El gobierno de Roberto Micheletti, quien asumió el poder tras el golpe de Estado a Manuel Zelaya, dijo ayer que analizan perdonar los delitos políticos presuntamente cometidos por el depuesto gobernante, pero no así los de carácter penal.
El ministro de Información, René Zepeda, dijo a la AP que “una amnistía de tipo político quizás la podría aprobar el Congreso para beneficiar a Zelaya”, pero señaló que el mandatario derrocado “enfrenta otros cargos penales, a los que no corresponde un perdón”.
Indicó que “el gobierno del presidente Micheletti no contempla ningún perdón por delitos comunes a favor del señor Zelaya. Eso está en la esfera de la justicia, a la que el nuevo mandatario no puede penetrar”.
Hizo alusión así a que la Fiscalía encausó el 25 de junio a Zelaya por cuatro delitos: atentar contra la forma de gobierno, traición a la patria, abuso de autoridad y usurpar funciones en perjuicio de la administración pública y el Estado de Honduras.
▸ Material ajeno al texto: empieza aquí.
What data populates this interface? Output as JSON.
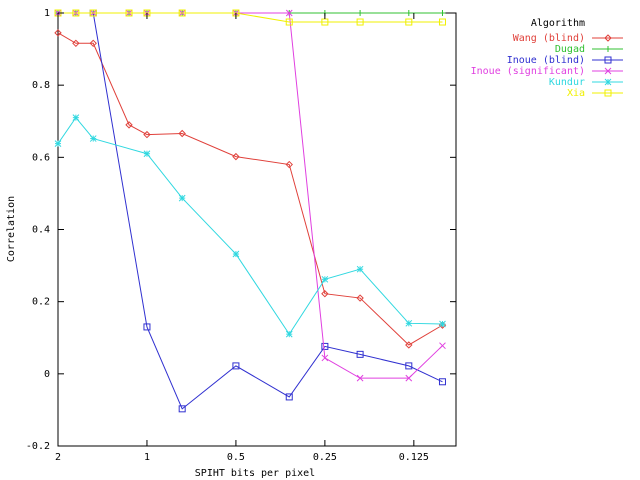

“Atentar contra la forma de gobierno y traición a la patria son delitos políticos”, dijo a la AP la portavoz de la Fiscalía, Lorena Cálix. “Sin embargo, los otros dos no tienen esa modalidad, son penales”.
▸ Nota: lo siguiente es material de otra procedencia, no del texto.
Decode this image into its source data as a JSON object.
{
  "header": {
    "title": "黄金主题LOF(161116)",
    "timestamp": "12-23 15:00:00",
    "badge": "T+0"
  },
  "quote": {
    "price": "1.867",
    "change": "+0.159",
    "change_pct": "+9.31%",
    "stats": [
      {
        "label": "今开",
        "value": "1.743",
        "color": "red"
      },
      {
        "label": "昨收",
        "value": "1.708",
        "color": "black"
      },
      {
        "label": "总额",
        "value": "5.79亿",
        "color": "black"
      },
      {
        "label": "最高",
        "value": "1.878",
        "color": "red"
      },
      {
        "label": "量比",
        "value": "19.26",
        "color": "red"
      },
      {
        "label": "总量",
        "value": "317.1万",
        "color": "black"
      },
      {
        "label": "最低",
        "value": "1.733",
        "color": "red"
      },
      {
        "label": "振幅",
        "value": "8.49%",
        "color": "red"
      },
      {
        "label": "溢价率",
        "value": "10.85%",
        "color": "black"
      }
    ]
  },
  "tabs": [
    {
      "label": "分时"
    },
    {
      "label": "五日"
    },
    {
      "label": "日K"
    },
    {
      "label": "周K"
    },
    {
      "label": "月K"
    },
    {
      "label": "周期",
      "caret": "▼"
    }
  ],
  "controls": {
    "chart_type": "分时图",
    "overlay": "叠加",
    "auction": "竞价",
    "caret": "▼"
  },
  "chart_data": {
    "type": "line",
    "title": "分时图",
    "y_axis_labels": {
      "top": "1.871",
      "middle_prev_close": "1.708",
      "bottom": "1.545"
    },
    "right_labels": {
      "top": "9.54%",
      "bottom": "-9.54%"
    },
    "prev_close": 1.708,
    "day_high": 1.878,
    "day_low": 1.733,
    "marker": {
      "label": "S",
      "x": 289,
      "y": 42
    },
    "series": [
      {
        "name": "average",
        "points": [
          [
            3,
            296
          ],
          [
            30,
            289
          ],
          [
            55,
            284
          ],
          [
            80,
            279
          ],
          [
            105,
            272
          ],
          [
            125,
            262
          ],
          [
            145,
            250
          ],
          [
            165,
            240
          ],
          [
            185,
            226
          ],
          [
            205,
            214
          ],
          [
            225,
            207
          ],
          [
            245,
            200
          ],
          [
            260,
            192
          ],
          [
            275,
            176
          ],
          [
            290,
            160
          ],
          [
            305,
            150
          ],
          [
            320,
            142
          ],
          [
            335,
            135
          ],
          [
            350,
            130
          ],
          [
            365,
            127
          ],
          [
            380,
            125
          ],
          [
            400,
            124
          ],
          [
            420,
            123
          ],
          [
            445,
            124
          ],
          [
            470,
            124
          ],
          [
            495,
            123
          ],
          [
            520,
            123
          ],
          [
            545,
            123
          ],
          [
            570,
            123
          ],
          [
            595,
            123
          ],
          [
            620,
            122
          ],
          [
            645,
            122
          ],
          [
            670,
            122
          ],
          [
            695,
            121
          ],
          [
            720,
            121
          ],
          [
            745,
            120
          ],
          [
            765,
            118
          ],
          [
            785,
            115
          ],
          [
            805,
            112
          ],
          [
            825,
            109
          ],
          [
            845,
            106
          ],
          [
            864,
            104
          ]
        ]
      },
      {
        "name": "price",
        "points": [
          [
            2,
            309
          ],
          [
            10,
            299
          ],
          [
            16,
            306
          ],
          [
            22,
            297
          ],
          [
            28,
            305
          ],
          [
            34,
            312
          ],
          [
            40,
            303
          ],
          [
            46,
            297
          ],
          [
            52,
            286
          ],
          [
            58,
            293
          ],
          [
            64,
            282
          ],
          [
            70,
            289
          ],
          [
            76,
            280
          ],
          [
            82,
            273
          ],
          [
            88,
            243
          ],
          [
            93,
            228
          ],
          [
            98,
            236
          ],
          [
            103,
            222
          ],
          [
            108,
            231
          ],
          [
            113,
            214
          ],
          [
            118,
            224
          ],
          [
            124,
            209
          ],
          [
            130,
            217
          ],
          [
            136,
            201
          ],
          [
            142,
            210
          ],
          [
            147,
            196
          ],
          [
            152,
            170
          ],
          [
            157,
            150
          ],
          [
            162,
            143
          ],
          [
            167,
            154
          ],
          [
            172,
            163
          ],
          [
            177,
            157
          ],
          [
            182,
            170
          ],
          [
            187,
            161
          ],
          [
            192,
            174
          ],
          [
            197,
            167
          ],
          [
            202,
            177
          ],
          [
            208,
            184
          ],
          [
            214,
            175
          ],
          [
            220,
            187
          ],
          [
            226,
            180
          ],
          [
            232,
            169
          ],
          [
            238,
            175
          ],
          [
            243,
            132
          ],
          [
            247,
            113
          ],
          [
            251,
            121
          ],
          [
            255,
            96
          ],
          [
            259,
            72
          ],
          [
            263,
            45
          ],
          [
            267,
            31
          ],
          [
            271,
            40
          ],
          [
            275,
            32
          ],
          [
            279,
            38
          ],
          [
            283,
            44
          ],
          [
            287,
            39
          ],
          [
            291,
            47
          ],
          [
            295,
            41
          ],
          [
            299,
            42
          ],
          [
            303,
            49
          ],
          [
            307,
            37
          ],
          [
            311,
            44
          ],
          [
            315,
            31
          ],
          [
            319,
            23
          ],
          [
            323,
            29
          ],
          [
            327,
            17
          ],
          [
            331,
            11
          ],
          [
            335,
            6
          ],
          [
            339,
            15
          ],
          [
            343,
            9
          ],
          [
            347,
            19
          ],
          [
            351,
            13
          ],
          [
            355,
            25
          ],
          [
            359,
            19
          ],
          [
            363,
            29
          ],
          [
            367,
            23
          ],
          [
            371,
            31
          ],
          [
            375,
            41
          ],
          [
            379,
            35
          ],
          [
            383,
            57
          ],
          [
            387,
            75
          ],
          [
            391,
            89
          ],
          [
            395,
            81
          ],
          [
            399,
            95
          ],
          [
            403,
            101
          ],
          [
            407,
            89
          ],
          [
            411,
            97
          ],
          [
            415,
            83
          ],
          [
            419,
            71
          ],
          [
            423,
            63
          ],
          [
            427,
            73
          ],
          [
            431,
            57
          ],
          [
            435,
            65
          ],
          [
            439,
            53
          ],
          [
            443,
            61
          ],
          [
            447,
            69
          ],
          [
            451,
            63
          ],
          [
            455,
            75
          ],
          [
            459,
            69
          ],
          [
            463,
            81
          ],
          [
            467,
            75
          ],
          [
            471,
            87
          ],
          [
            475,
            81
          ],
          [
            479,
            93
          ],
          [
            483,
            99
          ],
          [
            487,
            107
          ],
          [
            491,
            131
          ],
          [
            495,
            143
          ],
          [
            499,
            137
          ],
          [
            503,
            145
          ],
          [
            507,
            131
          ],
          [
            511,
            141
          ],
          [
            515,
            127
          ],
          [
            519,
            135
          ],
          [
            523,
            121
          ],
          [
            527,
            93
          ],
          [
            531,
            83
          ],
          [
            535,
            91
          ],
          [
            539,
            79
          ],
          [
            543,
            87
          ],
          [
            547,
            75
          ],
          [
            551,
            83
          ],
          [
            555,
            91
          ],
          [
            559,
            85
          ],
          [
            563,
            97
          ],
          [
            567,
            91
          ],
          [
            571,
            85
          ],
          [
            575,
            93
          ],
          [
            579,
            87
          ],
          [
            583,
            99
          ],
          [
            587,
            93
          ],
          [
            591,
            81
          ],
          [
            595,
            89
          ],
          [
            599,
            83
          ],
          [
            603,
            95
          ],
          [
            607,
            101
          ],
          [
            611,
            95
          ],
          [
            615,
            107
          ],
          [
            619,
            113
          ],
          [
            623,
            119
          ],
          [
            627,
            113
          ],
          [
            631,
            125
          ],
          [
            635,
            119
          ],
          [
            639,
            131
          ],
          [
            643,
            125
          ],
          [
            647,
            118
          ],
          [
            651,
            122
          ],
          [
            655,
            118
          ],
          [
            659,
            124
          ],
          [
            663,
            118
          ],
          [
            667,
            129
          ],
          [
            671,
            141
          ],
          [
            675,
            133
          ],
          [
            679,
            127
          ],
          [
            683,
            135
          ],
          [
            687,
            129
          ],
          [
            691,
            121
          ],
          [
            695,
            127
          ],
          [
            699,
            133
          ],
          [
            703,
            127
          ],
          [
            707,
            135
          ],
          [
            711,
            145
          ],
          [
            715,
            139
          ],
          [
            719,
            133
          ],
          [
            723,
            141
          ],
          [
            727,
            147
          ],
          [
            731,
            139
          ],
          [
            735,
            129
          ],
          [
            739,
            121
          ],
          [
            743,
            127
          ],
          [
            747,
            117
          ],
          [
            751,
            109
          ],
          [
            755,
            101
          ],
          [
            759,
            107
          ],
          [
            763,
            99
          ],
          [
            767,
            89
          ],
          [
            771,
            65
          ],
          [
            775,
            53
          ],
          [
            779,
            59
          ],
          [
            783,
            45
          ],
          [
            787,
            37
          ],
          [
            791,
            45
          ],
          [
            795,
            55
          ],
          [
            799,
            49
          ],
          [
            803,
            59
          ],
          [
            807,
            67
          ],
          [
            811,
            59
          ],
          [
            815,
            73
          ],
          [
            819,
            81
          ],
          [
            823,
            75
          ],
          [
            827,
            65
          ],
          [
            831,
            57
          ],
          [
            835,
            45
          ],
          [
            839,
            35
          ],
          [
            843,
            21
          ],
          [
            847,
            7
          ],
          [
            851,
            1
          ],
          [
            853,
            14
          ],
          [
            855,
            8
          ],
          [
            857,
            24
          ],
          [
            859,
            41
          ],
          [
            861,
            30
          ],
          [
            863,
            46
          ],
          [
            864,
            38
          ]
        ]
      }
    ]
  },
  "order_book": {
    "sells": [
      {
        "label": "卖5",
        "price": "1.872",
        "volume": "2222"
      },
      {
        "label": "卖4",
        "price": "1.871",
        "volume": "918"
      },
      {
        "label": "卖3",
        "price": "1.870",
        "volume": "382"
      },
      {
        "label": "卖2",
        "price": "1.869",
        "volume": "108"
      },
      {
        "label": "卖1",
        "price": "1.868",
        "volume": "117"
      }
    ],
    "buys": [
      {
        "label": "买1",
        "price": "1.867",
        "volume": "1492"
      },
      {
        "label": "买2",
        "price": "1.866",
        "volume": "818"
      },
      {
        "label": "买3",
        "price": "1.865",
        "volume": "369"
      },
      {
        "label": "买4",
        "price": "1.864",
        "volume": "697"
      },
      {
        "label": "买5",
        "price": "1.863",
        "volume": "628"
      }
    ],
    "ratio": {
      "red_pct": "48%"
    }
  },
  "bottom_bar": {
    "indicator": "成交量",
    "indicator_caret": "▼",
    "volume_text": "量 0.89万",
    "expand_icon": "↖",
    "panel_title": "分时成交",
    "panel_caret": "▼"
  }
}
Según la acusación, Zelaya intentó reemplazar el actual gobierno representativo y democrático hondureño por otro sistema político que no especificó, aunque él siempre elogió lo que llamó “el socialismo del siglo XXI”, impulsado por el presidente venezolano Hugo Chávez.
TRAICIÓN A LA PATRIA
Para la Fiscalía, Zelaya traicionó a la patria cuando convocó a una “consulta popular” para convocar una Constituyente que reformara la ley fundamental, que puede ser modificada, con excepción de siete artículos sobre sistema político, soberanía de territorio y reelección, entre otros.
La pena por cambiar el sistema político hondureño oscila entre 6 y 12 años en prisión y por traición va de 15 a 20 años.
NUEVO CANCILLER
Carlos López Contreras, quien asumió ayer la Cancillería hondureña en reemplazo de Enrique Ortez, aseguró que la eventual amnistía de Zelaya “es una competencia” del Parlamento y el Poder Judicial y no del Gobierno.
“La amnistía es un tema que se ha venido ventilando, pero no es competencia realmente del Gobierno”, declaró López, tras detallar que dicho beneficio “normalmente es una competencia del Congreso Nacional, en coordinación con un procedimiento judicial que conoce el Poder Judicial de Honduras”.
El presidente de la Corte Suprema de Justicia (CSJ) de Honduras, Jorge Rivera, declaró poco después de iniciarse la crisis política que la amnistía “es una posibilidad” tanto para Zelaya como para “otros actores involucrados” en el conflicto.
La supeditó, sin embargo, a que se logre una solución al conflicto político en el diálogo que se ha instalado en Costa Rica con el auspicio del presidente de ese país, Oscar Arias.
El titular de la CSJ ha anticipado que la posible amnistía sólo sería por delitos políticos, no penales.